The global overall difference in DALYs is significant, with South Asia showing significant contributions from aging and population growth. East Asia has a significant negative impact from epidemiological changes on DALYs, accounting for − 82.79%, which may reflect improvements in disease control and health management in the region. In terms of the number of deaths, the global overall difference is also significant, with East Asia showing a significant positive contribution from aging, while Central Africa has a relatively small impact from aging on the number of deaths, but a significant contribution from population growth. The global overall difference in prevalence is huge, with South Asia leading at 1,223,429 people, with aging and population growth contributing 31.38% and 77.70%, respectively. East Asia has a very high contribution from aging to prevalence, reaching 99.74%, while epidemiological changes have a significant negative impact, accounting for − 49.59%. The global overall difference in incidence is highest in East Asia, at 81,008.84 people, with aging and population growth accounting for 56.15% and 27.39%, respectively. Central America and the Caribbean have a contribution of 32.96% from aging to incidence, 43.27% from population growth, and a significant impact from epidemiological changes, accounting for 23.77%. Changes in the global health burden reveal significant differences between regions, especially in High-income North America and High-income Asia Pacific. In High-income North America, aging and population growth contribute about 19% and 24%, respectively, to the overall increase in DALYs, while the impact of epidemiological changes is as high as 56%, which may be closely related to the increase in chronic and non-communicable diseases. In contrast, in High-income Asia Pacific, the impact of aging on the increase in DALYs is extremely significant, reaching 116%, although the contribution of population growth is lower, at 23%, but epidemiological changes are negative, reducing by 38%, indicating that the region has achieved results in controlling certain diseases.
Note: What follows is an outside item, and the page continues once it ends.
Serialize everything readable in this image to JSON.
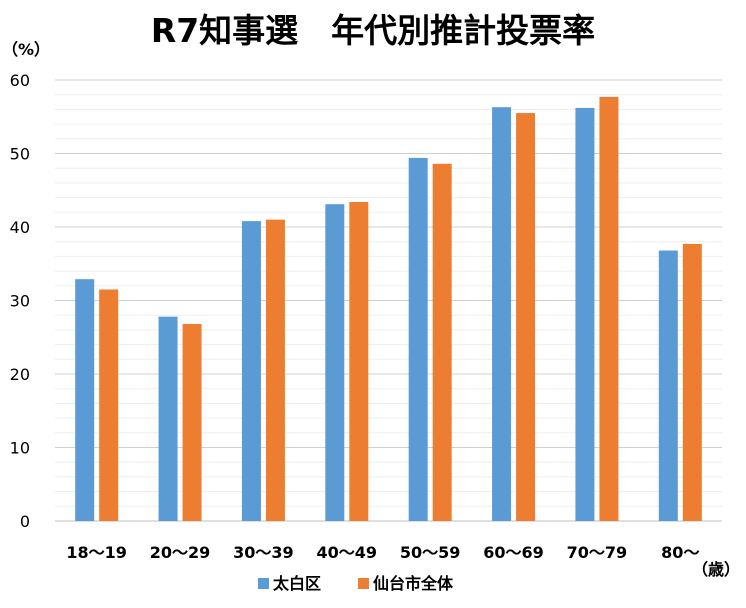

East Asia shows some unique characteristics and advantages in health indicators: in terms of mortality, aging has a very high positive impact on the number of deaths, showing a clear trend of population aging in the region; while in DALYs, although aging and population growth have significant positive contributions to the health burden, epidemiological changes show a very negative impact (-82.79%), which may indicate that East Asia has made positive progress in disease prevention and control; in terms of prevalence, the impact of aging and population growth is significant, but the negative impact of epidemiological changes is particularly significant (-49.59%), reflecting the region's success in improving public health and disease management; in terms of incidence, East Asia also shows significant impacts of aging and population growth, while the impact of epidemiological changes is positive, indicating that the region has also achieved results in reducing the incidence of new cases. These characteristics and advantages may be related to investments in public health policies, healthcare systems, and health promotion activities in East Asia, which help to improve the health level and quality of life of residents.